Earlier this year, the company used the tech news media to convince Wall Street, investors and most importantly their consumers that their new BlackBerry 10 operating system and platform was the saving grace for their entire technology fiefdom.
My response? "Nah!! Never happen."
I knew that this BlackBerry 10 Hail Mary was a last death-rattle of a dying tech company.
My fair disclaimer to the reader: I'm not a BlackBerry or Apple guy ... not at all. In fact, I will never own a BlackBerry, Mac, iPhone, iPad; that's how strongly I am against their technology platforms.
If there's anything more annoying than some gooey-eyed Apple aficionado sidling up to me uninvited at a bar to show me their new iPhone 5, it's trying to have any kind of meaningful conversation with a 'Crackberry' addict as they manically type away on their tiny screens.
This is why I say good riddance to the BlackBerry family of absurdly proprietary products. We don't need them anymore. Even the BlackBerry people themselves are slowly awakening from a tech-induced fog to realize that their screens are too damn small and their proprietary platform too much a walled-in garden.
Now the BlackBerry assets may well be sold to a Google (à la Motorola) or some other acquirer, but the brand will definitely slink unheralded into oblivion.

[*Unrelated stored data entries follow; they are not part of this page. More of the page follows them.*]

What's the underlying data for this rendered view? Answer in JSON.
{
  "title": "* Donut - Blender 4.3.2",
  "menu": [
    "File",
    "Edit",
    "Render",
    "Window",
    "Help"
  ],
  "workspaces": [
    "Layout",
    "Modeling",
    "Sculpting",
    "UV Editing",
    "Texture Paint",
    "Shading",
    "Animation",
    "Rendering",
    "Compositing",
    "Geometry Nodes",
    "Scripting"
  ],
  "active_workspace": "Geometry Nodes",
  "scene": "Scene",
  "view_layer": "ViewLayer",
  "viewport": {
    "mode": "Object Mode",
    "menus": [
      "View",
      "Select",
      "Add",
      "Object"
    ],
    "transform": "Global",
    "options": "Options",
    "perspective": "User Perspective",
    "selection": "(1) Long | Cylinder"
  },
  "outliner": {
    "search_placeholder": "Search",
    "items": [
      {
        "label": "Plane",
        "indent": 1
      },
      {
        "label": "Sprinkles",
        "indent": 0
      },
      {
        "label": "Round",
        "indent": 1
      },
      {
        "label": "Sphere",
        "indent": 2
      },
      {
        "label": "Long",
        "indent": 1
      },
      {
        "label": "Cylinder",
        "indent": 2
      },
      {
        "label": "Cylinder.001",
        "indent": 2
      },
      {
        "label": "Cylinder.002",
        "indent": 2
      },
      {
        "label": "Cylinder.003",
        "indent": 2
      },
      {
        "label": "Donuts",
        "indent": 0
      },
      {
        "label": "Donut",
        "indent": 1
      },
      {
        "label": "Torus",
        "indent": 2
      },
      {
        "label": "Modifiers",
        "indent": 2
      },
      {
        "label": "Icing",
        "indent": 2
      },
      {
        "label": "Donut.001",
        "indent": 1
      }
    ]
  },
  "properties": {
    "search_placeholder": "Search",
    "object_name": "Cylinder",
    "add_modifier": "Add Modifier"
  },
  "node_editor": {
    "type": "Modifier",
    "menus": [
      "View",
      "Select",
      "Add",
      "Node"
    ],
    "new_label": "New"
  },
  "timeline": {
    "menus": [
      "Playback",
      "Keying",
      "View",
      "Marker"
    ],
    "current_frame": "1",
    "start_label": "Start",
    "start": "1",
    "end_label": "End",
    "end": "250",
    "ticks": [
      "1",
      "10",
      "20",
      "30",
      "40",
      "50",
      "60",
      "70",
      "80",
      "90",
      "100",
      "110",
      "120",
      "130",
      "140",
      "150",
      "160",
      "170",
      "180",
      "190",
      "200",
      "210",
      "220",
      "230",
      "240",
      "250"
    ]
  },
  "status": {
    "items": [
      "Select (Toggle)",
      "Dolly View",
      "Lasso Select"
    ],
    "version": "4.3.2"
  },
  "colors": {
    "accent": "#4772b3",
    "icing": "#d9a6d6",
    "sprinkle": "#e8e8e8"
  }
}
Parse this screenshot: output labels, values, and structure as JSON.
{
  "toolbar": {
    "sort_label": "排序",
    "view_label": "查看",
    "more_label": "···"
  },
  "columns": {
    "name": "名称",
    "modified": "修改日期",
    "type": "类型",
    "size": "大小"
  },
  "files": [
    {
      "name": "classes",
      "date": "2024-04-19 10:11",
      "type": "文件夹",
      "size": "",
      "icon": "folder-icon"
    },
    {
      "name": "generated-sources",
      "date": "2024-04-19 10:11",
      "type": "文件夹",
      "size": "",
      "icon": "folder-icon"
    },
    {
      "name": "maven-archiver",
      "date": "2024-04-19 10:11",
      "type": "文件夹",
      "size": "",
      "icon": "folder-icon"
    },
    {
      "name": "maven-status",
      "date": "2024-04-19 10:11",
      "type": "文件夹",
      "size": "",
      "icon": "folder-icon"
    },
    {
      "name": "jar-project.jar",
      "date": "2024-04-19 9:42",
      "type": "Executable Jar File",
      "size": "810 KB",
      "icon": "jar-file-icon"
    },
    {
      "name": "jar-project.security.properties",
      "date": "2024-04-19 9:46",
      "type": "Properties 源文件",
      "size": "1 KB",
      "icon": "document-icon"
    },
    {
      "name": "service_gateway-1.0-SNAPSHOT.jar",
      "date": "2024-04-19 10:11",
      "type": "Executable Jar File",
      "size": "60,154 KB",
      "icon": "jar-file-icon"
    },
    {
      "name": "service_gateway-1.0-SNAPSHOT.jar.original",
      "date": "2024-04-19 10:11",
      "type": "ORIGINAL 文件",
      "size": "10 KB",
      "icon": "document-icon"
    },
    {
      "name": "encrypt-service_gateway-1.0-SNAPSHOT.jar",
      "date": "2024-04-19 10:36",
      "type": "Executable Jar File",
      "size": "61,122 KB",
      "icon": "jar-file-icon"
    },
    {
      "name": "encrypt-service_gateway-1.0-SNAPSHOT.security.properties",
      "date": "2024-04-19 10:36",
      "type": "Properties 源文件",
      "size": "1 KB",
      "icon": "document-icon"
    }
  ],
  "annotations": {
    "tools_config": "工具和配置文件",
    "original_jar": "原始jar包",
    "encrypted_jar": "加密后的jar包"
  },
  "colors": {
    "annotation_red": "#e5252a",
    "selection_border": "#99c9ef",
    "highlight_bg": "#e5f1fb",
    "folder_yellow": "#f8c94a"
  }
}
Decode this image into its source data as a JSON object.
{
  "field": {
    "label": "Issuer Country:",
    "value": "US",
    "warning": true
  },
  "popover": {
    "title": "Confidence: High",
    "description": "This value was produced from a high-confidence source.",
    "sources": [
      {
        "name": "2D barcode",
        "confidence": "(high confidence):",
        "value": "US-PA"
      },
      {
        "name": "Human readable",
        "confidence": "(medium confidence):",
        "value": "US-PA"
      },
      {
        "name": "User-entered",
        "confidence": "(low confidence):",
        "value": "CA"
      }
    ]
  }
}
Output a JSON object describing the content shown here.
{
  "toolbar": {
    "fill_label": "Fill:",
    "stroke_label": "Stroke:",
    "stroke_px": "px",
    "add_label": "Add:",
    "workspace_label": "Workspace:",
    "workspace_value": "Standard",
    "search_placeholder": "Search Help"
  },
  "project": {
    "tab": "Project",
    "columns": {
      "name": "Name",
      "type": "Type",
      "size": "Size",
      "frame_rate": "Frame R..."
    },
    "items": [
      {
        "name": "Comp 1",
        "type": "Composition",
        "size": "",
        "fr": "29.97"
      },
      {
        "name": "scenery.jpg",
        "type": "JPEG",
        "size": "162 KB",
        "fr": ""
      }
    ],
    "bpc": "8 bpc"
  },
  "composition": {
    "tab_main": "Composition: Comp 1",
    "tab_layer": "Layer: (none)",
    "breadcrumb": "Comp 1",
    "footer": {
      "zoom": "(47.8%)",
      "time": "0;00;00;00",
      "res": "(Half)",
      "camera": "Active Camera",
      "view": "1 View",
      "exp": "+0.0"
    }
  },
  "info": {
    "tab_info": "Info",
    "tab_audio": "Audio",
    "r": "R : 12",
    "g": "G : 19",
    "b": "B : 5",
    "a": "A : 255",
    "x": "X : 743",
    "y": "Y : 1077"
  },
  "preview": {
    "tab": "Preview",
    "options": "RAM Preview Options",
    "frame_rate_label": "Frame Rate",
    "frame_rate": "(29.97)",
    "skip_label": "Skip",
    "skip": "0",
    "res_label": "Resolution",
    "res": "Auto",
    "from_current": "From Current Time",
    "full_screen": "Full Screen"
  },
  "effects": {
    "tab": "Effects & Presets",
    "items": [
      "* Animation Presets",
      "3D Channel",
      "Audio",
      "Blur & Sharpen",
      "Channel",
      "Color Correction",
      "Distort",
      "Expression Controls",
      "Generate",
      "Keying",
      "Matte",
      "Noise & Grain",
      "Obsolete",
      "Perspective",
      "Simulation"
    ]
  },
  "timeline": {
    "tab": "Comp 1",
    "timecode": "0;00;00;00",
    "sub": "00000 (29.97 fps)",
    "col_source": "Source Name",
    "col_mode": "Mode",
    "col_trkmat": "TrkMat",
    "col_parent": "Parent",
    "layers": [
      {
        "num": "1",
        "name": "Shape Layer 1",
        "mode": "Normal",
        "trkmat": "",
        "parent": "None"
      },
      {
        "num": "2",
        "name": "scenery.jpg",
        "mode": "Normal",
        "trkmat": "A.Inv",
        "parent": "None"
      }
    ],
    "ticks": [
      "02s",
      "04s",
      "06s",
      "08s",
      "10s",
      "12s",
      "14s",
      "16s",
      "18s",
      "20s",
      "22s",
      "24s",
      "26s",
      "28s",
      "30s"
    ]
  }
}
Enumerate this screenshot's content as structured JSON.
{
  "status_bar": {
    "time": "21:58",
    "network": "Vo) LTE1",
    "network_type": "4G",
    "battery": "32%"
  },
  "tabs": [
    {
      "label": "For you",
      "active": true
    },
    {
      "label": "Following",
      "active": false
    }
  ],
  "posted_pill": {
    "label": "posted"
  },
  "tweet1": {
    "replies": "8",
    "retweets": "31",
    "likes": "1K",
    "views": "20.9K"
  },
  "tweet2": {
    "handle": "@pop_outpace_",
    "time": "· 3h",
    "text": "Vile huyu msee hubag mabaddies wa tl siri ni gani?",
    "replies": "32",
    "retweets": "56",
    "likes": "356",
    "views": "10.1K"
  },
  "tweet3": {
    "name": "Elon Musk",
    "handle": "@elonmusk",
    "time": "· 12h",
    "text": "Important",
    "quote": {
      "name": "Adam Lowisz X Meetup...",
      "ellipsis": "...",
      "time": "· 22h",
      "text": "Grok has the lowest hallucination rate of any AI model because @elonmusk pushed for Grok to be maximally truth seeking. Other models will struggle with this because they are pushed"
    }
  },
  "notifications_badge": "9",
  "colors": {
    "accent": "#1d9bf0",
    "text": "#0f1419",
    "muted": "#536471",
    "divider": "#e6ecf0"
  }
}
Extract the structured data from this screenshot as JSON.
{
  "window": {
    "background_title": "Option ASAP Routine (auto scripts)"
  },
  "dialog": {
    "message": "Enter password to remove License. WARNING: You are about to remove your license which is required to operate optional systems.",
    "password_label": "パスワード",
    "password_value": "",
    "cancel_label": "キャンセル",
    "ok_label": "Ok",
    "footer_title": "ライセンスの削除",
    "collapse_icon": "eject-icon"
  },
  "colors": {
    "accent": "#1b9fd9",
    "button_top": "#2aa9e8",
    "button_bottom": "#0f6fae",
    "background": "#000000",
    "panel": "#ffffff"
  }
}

As we the people, become more and more tech-savvy and less vain about our technology, tech consumers become more realistic and less brand loyal. For instance, BlackBerry just wasn't able to respond to the screen-size difference that their increasingly screen-size sensitive consumers were feeling due to the bigger screens provided by Apple and more importantly, the substantially bigger screens of Samsung.
Samsung's Galaxy smartphone line continues their decimation of Apple's dwindling iPhone products. At more than 30 percent of the global smartphone market share, it mightn't be long until Samsung puts Apple back in their place as an also-ran tech company with no meaningful leadership or innovation edge. With iPhone's current global market share at 13 percent and dropping like a lead balloon, it is not as unimaginable as it once was that Apple may end up with a measly 4 percent of the smartphone market as their hubris led them to in the world desktop market versus the PC.
Apple, interestingly is feeling their consumer angst at the smaller iPhone screen situation and this is the direct reason why they are almost down to a single-digit market share of smartphone sales ... not Steve Jobs' death. Unless Apple can reverse the screen-size advantage and 'use-ability' superiority of the Samsung Galaxy family of products, they may well be next to walk the technology plank into the deep, dark and unforgiving waters of tech extinction that now shortly will engulf BlackBerry.
Bye bye, BlackBerry ... "may flights of angels sing thee to thy rest."